Das spricht gleichwohl dafür, dass die organisierenden Gruppen, zu denen federführend auch die Migrantifa gehört, als Ziel ihrer Agitation hauptsächlich die oft marginalisierte, meist migrantische Jugend ins Auge fassen. Angesichts einer schwindenden klassischen linksradikalen Szene, ob autonom oder post-autonom, ist die Fokussierung auf andere Zielgruppen nachvollziehbar – und durchaus erfolgreich: Mit 15.000 bis 20.000 Demonstrant:innen, die inzwischen regelmäßig angezogen werden, ist der Revolutionäre 1. Mai so groß wie nie zuvor in seiner Geschichte.
Einseitig
Sie war aber auch so einseitig wie nie.

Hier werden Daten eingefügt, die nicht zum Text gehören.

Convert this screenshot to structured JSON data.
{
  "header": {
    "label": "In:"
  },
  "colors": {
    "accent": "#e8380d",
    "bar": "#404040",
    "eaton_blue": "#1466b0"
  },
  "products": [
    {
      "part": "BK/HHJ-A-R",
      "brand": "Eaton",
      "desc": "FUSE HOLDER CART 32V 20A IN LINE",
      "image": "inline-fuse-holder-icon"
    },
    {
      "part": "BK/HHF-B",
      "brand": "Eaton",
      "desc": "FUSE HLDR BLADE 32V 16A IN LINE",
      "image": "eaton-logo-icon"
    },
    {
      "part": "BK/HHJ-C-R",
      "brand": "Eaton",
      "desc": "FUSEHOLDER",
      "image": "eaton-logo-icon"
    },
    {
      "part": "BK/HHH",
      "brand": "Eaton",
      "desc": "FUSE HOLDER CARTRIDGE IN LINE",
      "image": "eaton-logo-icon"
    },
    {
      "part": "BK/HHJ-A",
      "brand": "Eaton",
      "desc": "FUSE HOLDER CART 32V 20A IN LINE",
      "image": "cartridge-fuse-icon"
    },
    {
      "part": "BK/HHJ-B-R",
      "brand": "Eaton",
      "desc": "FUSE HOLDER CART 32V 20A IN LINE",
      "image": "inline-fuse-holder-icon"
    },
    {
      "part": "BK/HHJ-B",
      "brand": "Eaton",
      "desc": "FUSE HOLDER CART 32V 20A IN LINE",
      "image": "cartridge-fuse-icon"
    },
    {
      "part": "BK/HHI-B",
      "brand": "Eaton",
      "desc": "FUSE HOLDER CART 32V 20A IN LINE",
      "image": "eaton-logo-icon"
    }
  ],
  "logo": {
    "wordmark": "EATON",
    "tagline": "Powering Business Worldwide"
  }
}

Das Thema Palästina, in Form der Solidarität mit den Palästinenser:innen, dominierte nahezu den gesamten Demonstrationszug, der ganz bewusst durch die Sonnenallee, das Zentrum jener Proteste in den vergangenen Monaten, führte. Die anderswo umstrittene Klassifizierung des Gaza-Kriegs als „Genozid“ war hier unwidersprochen, mitunter hatte es fast den Anschein, Palästina gilt für jene Linken als das gelobte Land.
Andere relevante Themen, sei es die gerade in Berlin so existenzielle Mietenfrage oder auch, größer, die soziale Frage als Gegensatz zwischen Arbeit und Kapital, jene nach der Klimakatastrophe oder dem drohenden Faschismus spielten keine Rolle, weder auf Transparenten noch in Sprechchören.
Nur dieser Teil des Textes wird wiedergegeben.